Appel à contributions pour ces journées organisées par l’Association française de sociologie (réseau thématique 22 « Parcours de vie et dynamique sociales ») en collaboration avec la Fabrique des écritures ethnographiques (Centre Norbert Elias UMR 8562).
Date limite : 8 février 2023

La médiation artistique autant dans la phase de recueil des données que dans celle de la restitution, est de plus en plus présente dans les travaux de recherche (Bizeul, 2007). Elle soulève notamment la question de la collaboration entre l’artiste et le chercheur, et entre deux mondes sociaux avec leurs logiques propres (Szary, 2016). Le recours à la médiation artistique vise à solliciter le langage non verbal, l’imaginaire, l’émotionnel, à la fois dans la relation d’enquête et au moment de la restitution.
Si ces questions ont déjà été travaillées, cette journée d’études ambitionne de les approfondir au travers des recherches sur les parcours de vie.

 

Les enjeux des médiations artistiques

Les médiations artistiques soulèvent des enjeux à la fois méthodologiques, épistémologiques, politiques, éthiques et techniques.
Dans les démocraties épistémiques, elles posent la question de « l’éthique de la recherche, touchant à la hiérarchisation des savoirs, à l’origine des démarches de recherche, aux propriétaires ou auteurs des connaissances produites et à l’usage de celles-ci, tout autant qu’aux modalités d’échange ou de partage entre savoirs » (Schurmans et al., 2014, p. 2).
Le recours à un médium artistique change le rapport à la relation d’enquête, son utilisation peut viser à réduire la violence symbolique parfois présente dans le recueil de données, et ainsi restaurer une forme d’équilibre dans l’interaction entre le chercheur et les personnes enquêtées. C’est pour les chercheur·es, accepter de perdre du « pouvoir » dans la relation de recherche et faire l’épreuve de la décence si l’on reprend les termes de Payet (2011). Au temps de la restitution, cette préoccupation soulève la question du médium le plus adapté pour partager les résultats avec les personnes enquêtées.
Si toute restitution est portée par le souci de l’utilité et des usages des connaissances produites, cette démarche invite à s’interroger sur l’objet, la temporalité, les formes de la restitution, ainsi que ses destinataires. Les médiations artistiques proposent alors des alternatives pour donner à entendre les résultats des recherches à la société civile ; elles invitent également à la construction des savoirs, par un éventuel retour du public qui, par ses réactions devient partie prenante de l’enquête, et qui peut aussi s’inscrire dans des formes d’engagements pouvant nourrir la démarche d’enquête.

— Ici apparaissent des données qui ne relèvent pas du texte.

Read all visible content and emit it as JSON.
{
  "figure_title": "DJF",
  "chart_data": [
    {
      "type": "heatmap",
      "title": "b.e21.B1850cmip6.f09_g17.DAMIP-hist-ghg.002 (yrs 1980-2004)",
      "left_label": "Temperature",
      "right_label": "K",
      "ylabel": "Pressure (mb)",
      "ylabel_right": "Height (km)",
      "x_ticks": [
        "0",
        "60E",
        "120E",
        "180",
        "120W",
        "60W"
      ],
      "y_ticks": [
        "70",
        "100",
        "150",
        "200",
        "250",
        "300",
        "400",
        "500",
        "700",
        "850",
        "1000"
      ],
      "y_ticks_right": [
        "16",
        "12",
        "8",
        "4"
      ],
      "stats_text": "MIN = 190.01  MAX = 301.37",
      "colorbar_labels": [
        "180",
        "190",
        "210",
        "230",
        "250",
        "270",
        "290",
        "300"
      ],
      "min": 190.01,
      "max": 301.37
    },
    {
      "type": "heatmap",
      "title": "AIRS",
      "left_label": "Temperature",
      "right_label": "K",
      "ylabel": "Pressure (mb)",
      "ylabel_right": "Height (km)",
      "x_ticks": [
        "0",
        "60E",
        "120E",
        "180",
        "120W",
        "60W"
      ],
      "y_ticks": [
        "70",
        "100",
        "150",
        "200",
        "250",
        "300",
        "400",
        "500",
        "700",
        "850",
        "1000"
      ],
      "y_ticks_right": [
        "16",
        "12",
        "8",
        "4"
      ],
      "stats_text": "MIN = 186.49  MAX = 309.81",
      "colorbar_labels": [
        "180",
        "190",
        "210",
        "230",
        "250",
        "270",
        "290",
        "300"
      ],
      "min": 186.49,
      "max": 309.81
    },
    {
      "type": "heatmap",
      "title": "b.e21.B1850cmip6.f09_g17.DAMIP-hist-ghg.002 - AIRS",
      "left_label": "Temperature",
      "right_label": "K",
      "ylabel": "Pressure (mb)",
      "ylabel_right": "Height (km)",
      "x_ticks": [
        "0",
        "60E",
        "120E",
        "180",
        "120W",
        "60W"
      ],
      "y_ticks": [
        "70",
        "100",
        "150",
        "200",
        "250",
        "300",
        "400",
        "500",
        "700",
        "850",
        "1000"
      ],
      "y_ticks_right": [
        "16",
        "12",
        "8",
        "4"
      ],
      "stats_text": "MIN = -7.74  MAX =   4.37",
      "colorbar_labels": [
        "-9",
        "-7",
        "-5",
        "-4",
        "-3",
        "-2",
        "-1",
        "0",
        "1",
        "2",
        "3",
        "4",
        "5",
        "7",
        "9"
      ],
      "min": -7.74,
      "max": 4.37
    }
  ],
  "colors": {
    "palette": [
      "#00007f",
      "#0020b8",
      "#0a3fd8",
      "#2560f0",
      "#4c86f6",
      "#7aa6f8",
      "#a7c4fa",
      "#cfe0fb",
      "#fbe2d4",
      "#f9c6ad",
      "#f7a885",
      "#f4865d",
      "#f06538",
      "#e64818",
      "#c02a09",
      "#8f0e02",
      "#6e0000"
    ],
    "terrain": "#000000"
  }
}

Les nouvelles formes de collaborations entre artistes et chercheurs – que l’on considère les productions théâtrales, filmiques, les podcasts, les bandes dessinées, les expositions, etc. – soulèvent la question des relations entre des mondes sociaux, aux logiques professionnelles différentes, pour lesquels les critères de validité et d’évaluation scientifiques et artistiques peuvent entrer en tension. Il semble ainsi souhaitable d’expliciter la place de l’auteur, de définir les destinataires, et les médiums. À l’instar des forums hybrides qui promeuvent des modalités de recherche collaborative en associant des experts scientifiques, des citoyens, des chercheurs de différentes disciplines et mêmes des « actants non humains », pour explorer la pluralité des mondes possibles et l’étendue des controverses (Callon, Lascoumes., et Barthe, 2001), chercheurs et artistes se trouvent « embarqués » dans une aventure commune. Dès lors, comment trouver une base d’accords entre acteurs qui n’ont ni les mêmes attentes et objectifs, ni les mêmes pratiques ?
Dans ce dialogue peuvent faire obstacles les représentations que le chercheur se fait du travail de l’artiste, comme les représentations que l’artiste peut se faire du travail de la recherche, mais aussi de ses acteurs et de sa production (Nocérino, 2016). Entrent en jeu également, les ambitions et visées de l’un.e et de l’autre, de placer son travail dans la ligne de sa propre production puisque, chacun.e espère signer une œuvre qui prendra le sens singulier qui lui importe. Ainsi le chercheur et/ou l’artiste pourrait souhaiter préserver son œuvre, ses droits d’auteur et le caractère original de ses données. Par ailleurs, « passer d’un travail scientifique à une pièce artistique demande un travail d’adaptation » (Corvin, 2003, p. 151), de traduction, de ré-interprétation. Comment transformer ou restituer les résultats d’une recherche scientifique en des représentations et interprétations artistiques ?

 

Les parcours et les médiations artistiques

Dans le cas spécifique des parcours de vie (Négroni et Bessin, 2022 ; Dubar et Nicourd, 2017), le recours aux médiations artistiques semble encore plus essentiel. Elles participent d’une autre forme de mise en récit, notamment dans le cas du recueil de paroles sensibles (CollectiF.B., 2020). Comment passer d’une matière informe dans laquelle on va découper les faits sociaux
(Veyne, 1971) à une forme, une réalité, un support de présentation ? Donner à voir une réalité implique que l’on transmette un ou des messages dévoilant en creux des rapports sociaux et des mondes en train de se construire. Aussi, la communication, lorsqu’elle veut sortir de la communauté scientifique, doit nécessairement être mise en forme. La restitution assure alors une double fonction de montée en généralité des connaissances produites, à l’articulation de l’expérience sensible et des savoirs acquis des personnes enquêtées, tout en limitant leur exposition aux risques liés à la restitution de l’enquête (jugements, stigmatisation, désagréments, etc.). Le retour réflexif du chercheur pouvant également y avoir sa place. Dans cette perspective, le recours aux médiations artistiques présente le double avantage de faciliter l’expression des participants lors du recueil de données (Armagnague, Cossée, Cossée-Cruz, Hieronimy et Lallouette, 2017 ; Robin, Mackiewicz et Ackermann, 2017) et d’incarner l’expérience sensible des enquêtés par la reconnaissance du caractère significatif de leur expérience (Lepoutre, 2001). Le médium artistique, ainsi produit, est une interface qui propose un message dans sa forme à la fois plus incisive mais aussi qui s’inscrit dans une communauté d’imaginaires partagés.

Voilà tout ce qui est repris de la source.